The first thing that strikes you, to make your heart start beating just that little bit faster when watching the film 'The Impossible' are the words "This is a true story" that so casually pop up on screen before any introductory and perfunctory landscape shot. Not "based on a true story" or "inspired by a true story", but simple and matter-of-factly, "This is a true story". That, combined with its title 'The Impossible', lets you know straight away that you're in for something extraordinary - and it delivers.
The film follows the story of an English family (Spanish in real life) while on Christmas holiday in Thailand following the 2004 Southeast Asian boxing day tsunami. Maria (Naomi Watts) is swept away after first crashing through a glass wall by the force of the incoming wave. She eventually catches up with her eldest son Lucas (Tom Holland) in the torrent, and the pair have to make their way to safety, and, most importantly, medical help whilst worrying about the fate of their missing family members. Back at the almost completely destroyed hotel, Henry (Ewan McGregor) was playing with his two youngest boys in the pool when the wave hit. They're now all together with the other surviving hotel guest awaiting transport to shelters. Henry entrusts the brothers with a fellow victim so he can stay behind and inspect the damage, desperate to find his missing wife and child. The two parties are forced to fight separation and the unknown as they come to grips with what has happened to them and what will happen to them once the dust has cleared and reality sets in.
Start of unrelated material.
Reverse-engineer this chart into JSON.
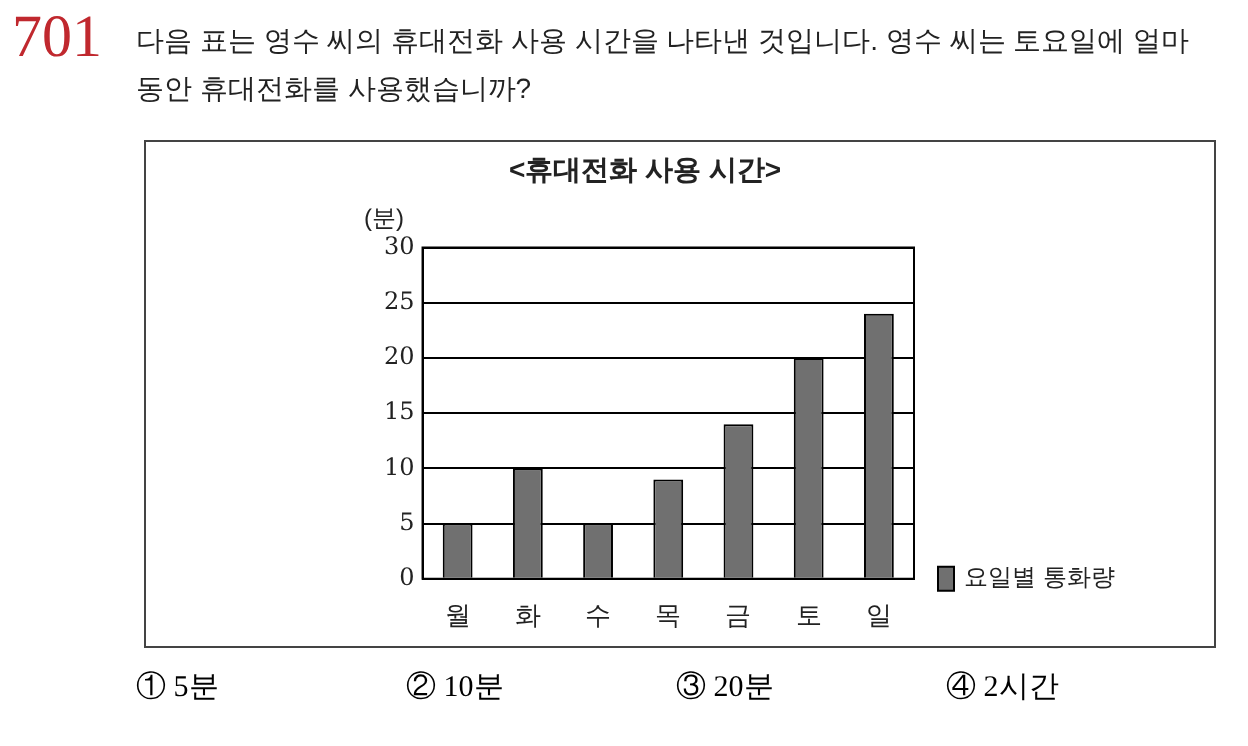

This film is extraordinary. The tsunami scenes are superbly shot, boasting seamless CGI and live action shots that put you within the disaster. Free of screaming victims and vision of mass casualties, the film focus on the human side of such an event. The world is aware of what happened that day, so choosing to focus on a single family and their story allows it to become more real, more raw and more engaging.
The assembled cast is just magic, with special mention to Tom Holland. This young actor's performance is all about the unspoken. His pain, wavering strength and vulnerability is written over of his face. Ewan McGregor's natural sincerity, brought to every one of his roles, unfortunately makes him easy to overlook without any overt characteristics - but that's exactly what makes him a magnificent actor, and this film is no exception. Naomi Watts' recent Oscar nomination is also deserved, as she effortlessly portrays a dying mother trying to stay strong and positive, believing she's the only remaining family member left for her son.
'The Impossible' is not for the faint of heart, but should not to be missed. The realism of this film is remarkable and thereby tough to watch, yet all the more rewarding for it.